Everyone should do just one thing. In this clip, Keith Rabois argues that every person at a startup should focus on just one thing at a time. “The insight behind this is that most people will solve problems that they understand how to solve. Roughly speaking, they will solve B+ problems instead of A+ problems. A+ problems are high-impact problems for your company but they’re difficult — you don’t wake up in the morning with a solution to them, so you tend to procrastinate…If you have a company that’s always solving B+ problems, you’ll never create the breakthrough idea because no one is spending 100% of their time banging their head against the wall every day until they solve it.”
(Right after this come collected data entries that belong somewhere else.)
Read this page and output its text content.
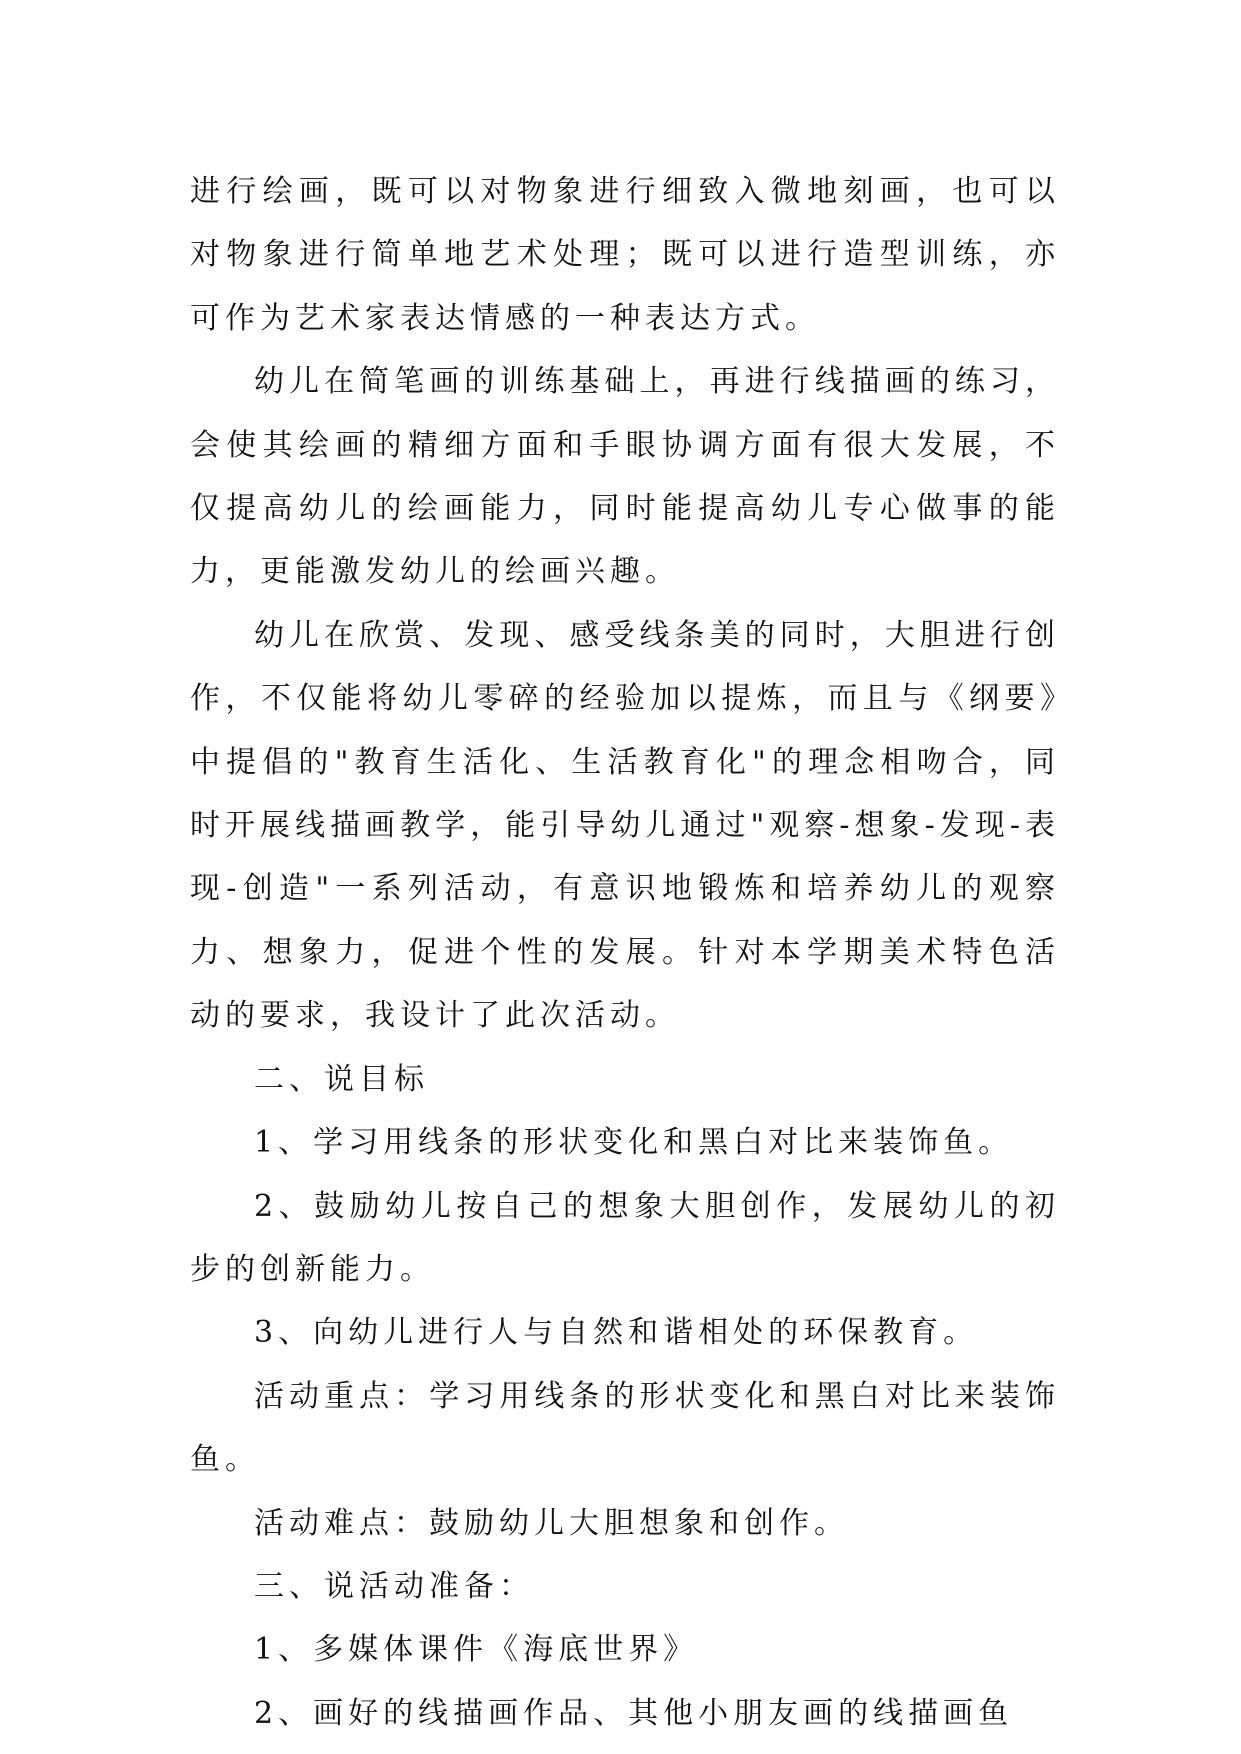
进行绘画，既可以对物象进行细致入微地刻画，也可以对物象进行简单地艺术处理；既可以进行造型训练，亦可作为艺术家表达情感的一种表达方式。

幼儿在简笔画的训练基础上，再进行线描画的练习，会使其绘画的精细方面和手眼协调方面有很大发展，不仅提高幼儿的绘画能力，同时能提高幼儿专心做事的能力，更能激发幼儿的绘画兴趣。

幼儿在欣赏、发现、感受线条美的同时，大胆进行创作，不仅能将幼儿零碎的经验加以提炼，而且与《纲要》中提倡的"教育生活化、生活教育化"的理念相吻合，同时开展线描画教学，能引导幼儿通过"观察-想象-发现-表现-创造"一系列活动，有意识地锻炼和培养幼儿的观察力、想象力，促进个性的发展。针对本学期美术特色活动的要求，我设计了此次活动。

二、说目标

1、学习用线条的形状变化和黑白对比来装饰鱼。

2、鼓励幼儿按自己的想象大胆创作，发展幼儿的初步的创新能力。

3、向幼儿进行人与自然和谐相处的环保教育。

活动重点：学习用线条的形状变化和黑白对比来装饰鱼。

活动难点：鼓励幼儿大胆想象和创作。

三、说活动准备：

1、多媒体课件《海底世界》

2、画好的线描画作品、其他小朋友画的线描画鱼
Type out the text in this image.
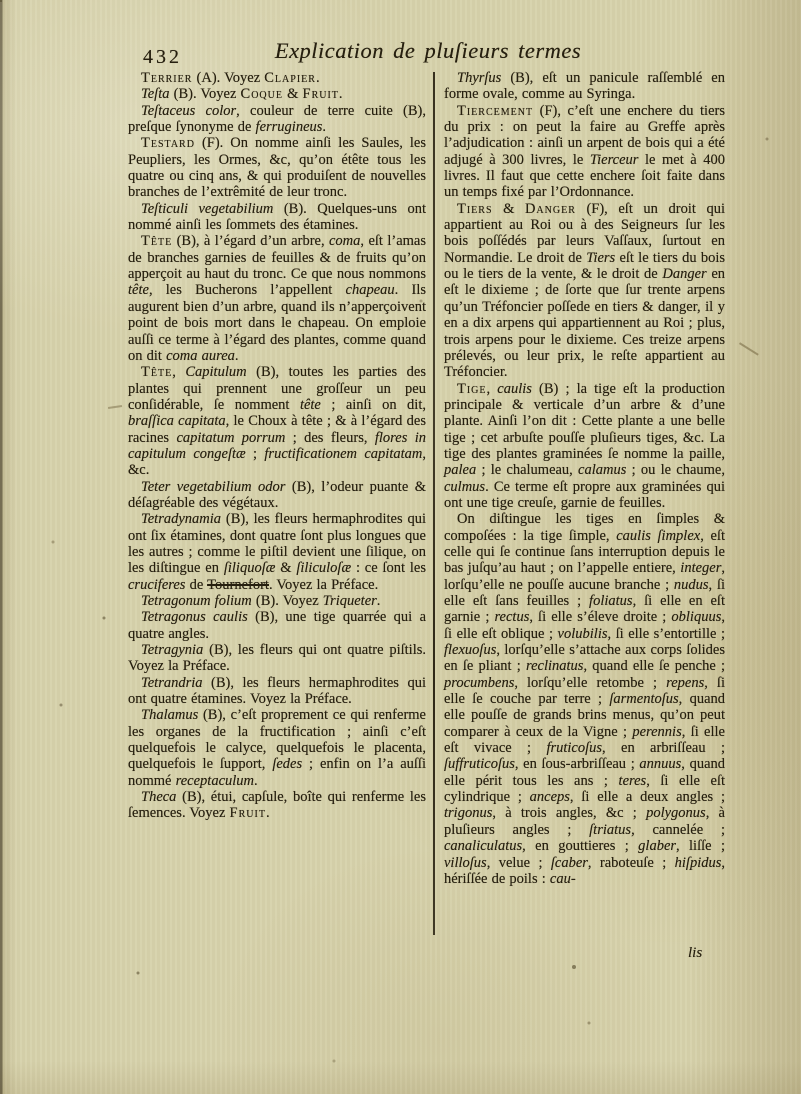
432	Explication de pluſieurs termes

Terrier (A). Voyez Clapier.

Teſta (B). Voyez Coque & Fruit.

Teſtaceus color, couleur de terre cuite (B), preſque ſynonyme de ferrugineus.

Testard (F). On nomme ainſi les Saules, les Peupliers, les Ormes, &c, qu’on étête tous les quatre ou cinq ans, & qui produiſent de nouvelles branches de l’extrêmité de leur tronc.

Teſticuli vegetabilium (B). Quelques-uns ont nommé ainſi les ſommets des étamines.

Tête (B), à l’égard d’un arbre, coma, eſt l’amas de branches garnies de feuilles & de fruits qu’on apperçoit au haut du tronc. Ce que nous nommons tête, les Bucherons l’appellent chapeau. Ils augurent bien d’un arbre, quand ils n’apperçoivent point de bois mort dans le chapeau. On emploie auſſi ce terme à l’égard des plantes, comme quand on dit coma aurea.

Tête, Capitulum (B), toutes les parties des plantes qui prennent une groſſeur un peu conſidérable, ſe nomment tête ; ainſi on dit, braſſica capitata, le Choux à tête ; & à l’égard des racines capitatum porrum ; des fleurs, flores in capitulum congeſtæ ; fructificationem capitatam, &c.

Teter vegetabilium odor (B), l’odeur puante & déſagréable des végétaux.

Tetradynamia (B), les fleurs hermaphrodites qui ont ſix étamines, dont quatre ſont plus longues que les autres ; comme le piſtil devient une ſilique, on les diſtingue en ſiliquoſæ & ſiliculoſæ : ce ſont les cruciferes de Tournefort. Voyez la Préface.

Tetragonum folium (B). Voyez Triqueter.

Tetragonus caulis (B), une tige quarrée qui a quatre angles.

Tetragynia (B), les fleurs qui ont quatre piſtils. Voyez la Préface.

Tetrandria (B), les fleurs hermaphrodites qui ont quatre étamines. Voyez la Préface.

Thalamus (B), c’eſt proprement ce qui renferme les organes de la fructification ; ainſi c’eſt quelquefois le calyce, quelquefois le placenta, quelquefois le ſupport, ſedes ; enfin on l’a auſſi nommé receptaculum.

Theca (B), étui, capſule, boîte qui renferme les ſemences. Voyez Fruit.

Thyrſus (B), eſt un panicule raſſemblé en forme ovale, comme au Syringa.

Tiercement (F), c’eſt une enchere du tiers du prix : on peut la faire au Greffe après l’adjudication : ainſi un arpent de bois qui a été adjugé à 300 livres, le Tierceur le met à 400 livres. Il faut que cette enchere ſoit faite dans un temps fixé par l’Ordonnance.

Tiers & Danger (F), eſt un droit qui appartient au Roi ou à des Seigneurs ſur les bois poſſédés par leurs Vaſſaux, ſurtout en Normandie. Le droit de Tiers eſt le tiers du bois ou le tiers de la vente, & le droit de Danger en eſt le dixieme ; de ſorte que ſur trente arpens qu’un Tréfoncier poſſede en tiers & danger, il y en a dix arpens qui appartiennent au Roi ; plus, trois arpens pour le dixieme. Ces treize arpens prélevés, ou leur prix, le reſte appartient au Tréfoncier.

Tige, caulis (B) ; la tige eſt la production principale & verticale d’un arbre & d’une plante. Ainſi l’on dit : Cette plante a une belle tige ; cet arbuſte pouſſe pluſieurs tiges, &c. La tige des plantes graminées ſe nomme la paille, palea ; le chalumeau, calamus ; ou le chaume, culmus. Ce terme eſt propre aux graminées qui ont une tige creuſe, garnie de feuilles.

On diſtingue les tiges en ſimples & compoſées : la tige ſimple, caulis ſimplex, eſt celle qui ſe continue ſans interruption depuis le bas juſqu’au haut ; on l’appelle entiere, integer, lorſqu’elle ne pouſſe aucune branche ; nudus, ſi elle eſt ſans feuilles ; foliatus, ſi elle en eſt garnie ; rectus, ſi elle s’éleve droite ; obliquus, ſi elle eſt oblique ; volubilis, ſi elle s’entortille ; flexuoſus, lorſqu’elle s’attache aux corps ſolides en ſe pliant ; reclinatus, quand elle ſe penche ; procumbens, lorſqu’elle retombe ; repens, ſi elle ſe couche par terre ; ſarmentoſus, quand elle pouſſe de grands brins menus, qu’on peut comparer à ceux de la Vigne ; perennis, ſi elle eſt vivace ; fruticoſus, en arbriſſeau ; ſuffruticoſus, en ſous-arbriſſeau ; annuus, quand elle périt tous les ans ; teres, ſi elle eſt cylindrique ; anceps, ſi elle a deux angles ; trigonus, à trois angles, &c ; polygonus, à pluſieurs angles ; ſtriatus, cannelée ; canaliculatus, en gouttieres ; glaber, liſſe ; villoſus, velue ; ſcaber, raboteuſe ; hiſpidus, hériſſée de poils : cau-

lis
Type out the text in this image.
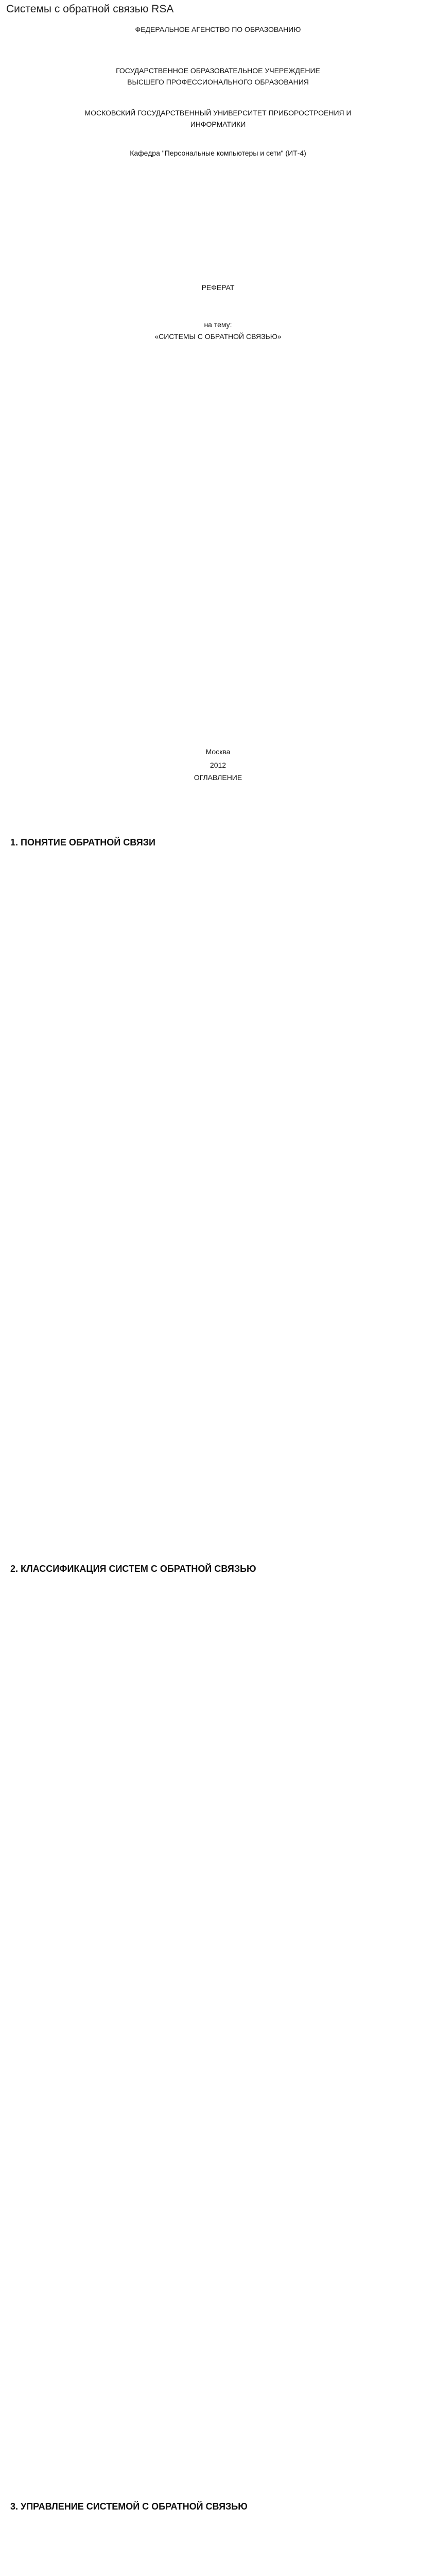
Системы с обратной связью RSA

ФЕДЕРАЛЬНОЕ АГЕНСТВО ПО ОБРАЗОВАНИЮ

ГОСУДАРСТВЕННОЕ ОБРАЗОВАТЕЛЬНОЕ УЧЕРЕЖДЕНИЕ

ВЫСШЕГО ПРОФЕССИОНАЛЬНОГО ОБРАЗОВАНИЯ

МОСКОВСКИЙ ГОСУДАРСТВЕННЫЙ УНИВЕРСИТЕТ ПРИБОРОСТРОЕНИЯ И

ИНФОРМАТИКИ

Кафедра "Персональные компьютеры и сети" (ИТ-4)

РЕФЕРАТ

на тему:

«СИСТЕМЫ С ОБРАТНОЙ СВЯЗЬЮ»

Москва

2012

ОГЛАВЛЕНИЕ

1. ПОНЯТИЕ ОБРАТНОЙ СВЯЗИ
2. КЛАССИФИКАЦИЯ СИСТЕМ С ОБРАТНОЙ СВЯЗЬЮ
3. УПРАВЛЕНИЕ СИСТЕМОЙ С ОБРАТНОЙ СВЯЗЬЮ
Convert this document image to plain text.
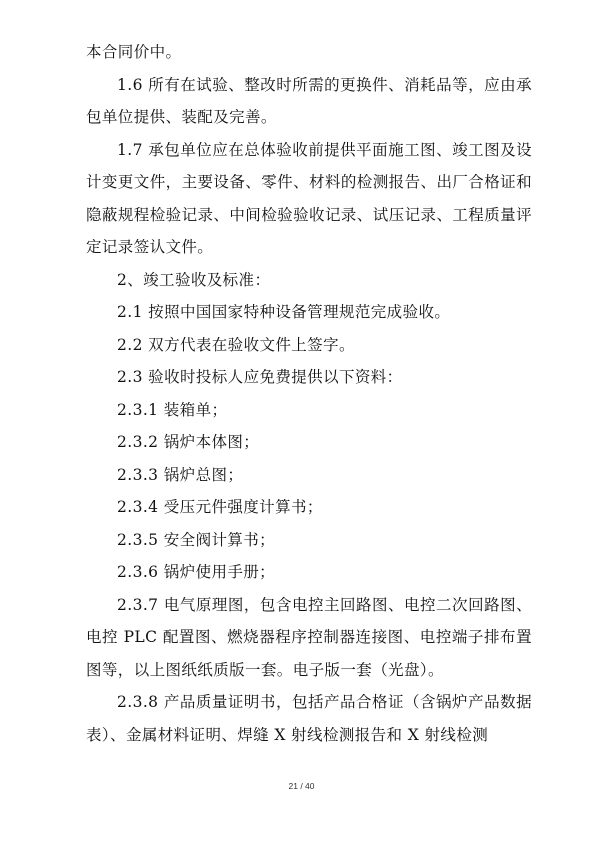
本合同价中。

1.6 所有在试验、整改时所需的更换件、消耗品等，应由承包单位提供、装配及完善。

1.7 承包单位应在总体验收前提供平面施工图、竣工图及设计变更文件，主要设备、零件、材料的检测报告、出厂合格证和隐蔽规程检验记录、中间检验验收记录、试压记录、工程质量评定记录签认文件。

2、竣工验收及标准：

2.1 按照中国国家特种设备管理规范完成验收。

2.2 双方代表在验收文件上签字。

2.3 验收时投标人应免费提供以下资料：

2.3.1 装箱单；

2.3.2 锅炉本体图；

2.3.3 锅炉总图；

2.3.4 受压元件强度计算书；

2.3.5 安全阀计算书；

2.3.6 锅炉使用手册；

2.3.7 电气原理图，包含电控主回路图、电控二次回路图、电控 PLC 配置图、燃烧器程序控制器连接图、电控端子排布置图等，以上图纸纸质版一套。电子版一套（光盘）。

2.3.8 产品质量证明书，包括产品合格证（含锅炉产品数据表）、金属材料证明、焊缝 X 射线检测报告和 X 射线检测

21 / 40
AI-first service businesses. Louis Coppey of Point Nine published a comprehensive set of insights and questions on the challenges of and opportunities for building AI-first service businesses — companies that sell AI-powered services instead of software. There is no doubt that we are seeing a wave of companies in this category, and — like Louis — we suspect that some of these will become large sustainable businesses. One of Louis’ more interesting questions is on the trade-off between scalability and growth: “In between paying for “humans-in-the-loop” and the GPU costs of training models and running inferences, the gross margin of these businesses won’t look like software businesses from the get-go. These businesses will also always be tempted to grow faster but might do it at the expense of scalability. Imagine running one of these service businesses. It becomes easy to sell (you sell a service that everybody wants, potentially cheaper) but much harder to ensure that what you do is truly scalable (automated by AI vs. performed by humans). In an industry (the VC industry) where money follows growth, we believe that we’ll need to find new ways of sequencing these businesses rather than simply favoring growth. Pennylane, which is now building accounting software in France, initially started as an accounting service with 20 accountants on payroll before realizing that they would never be truly scalable. They ended up divesting entirely their accounting service to focus only on software.”
HOW TO VENTURE
Tech, war, and motherhood. Calcalist reports that “female partners like Renana Ashkenazi, Nofar Amikam, and Sapir Harosh are leading a paradigm shift in Israel’s VC sector, defying norms and driving innovation even amidst wartime challenges, symbolizing the growing presence of women in Israel’s male-dominated venture capital scene”.
PORTFOLIO NEWS
CruxOCM has been ranked #11 in the Top 100 Companies to Watch by FoundersBeta for 2024.
Groundcover launched a bespoke observability platform, inCloud, for enterprise use.
LightSolver’s CEO, Ruti Ben Shlomi, has been listed in TechRound’s Top 50 Women in Startups and Tech. The award acknowledges the women who are revolutionizing the tech and startup scene in the UK and Europe.
Forter achieved AWS Advanced Technology Partner status.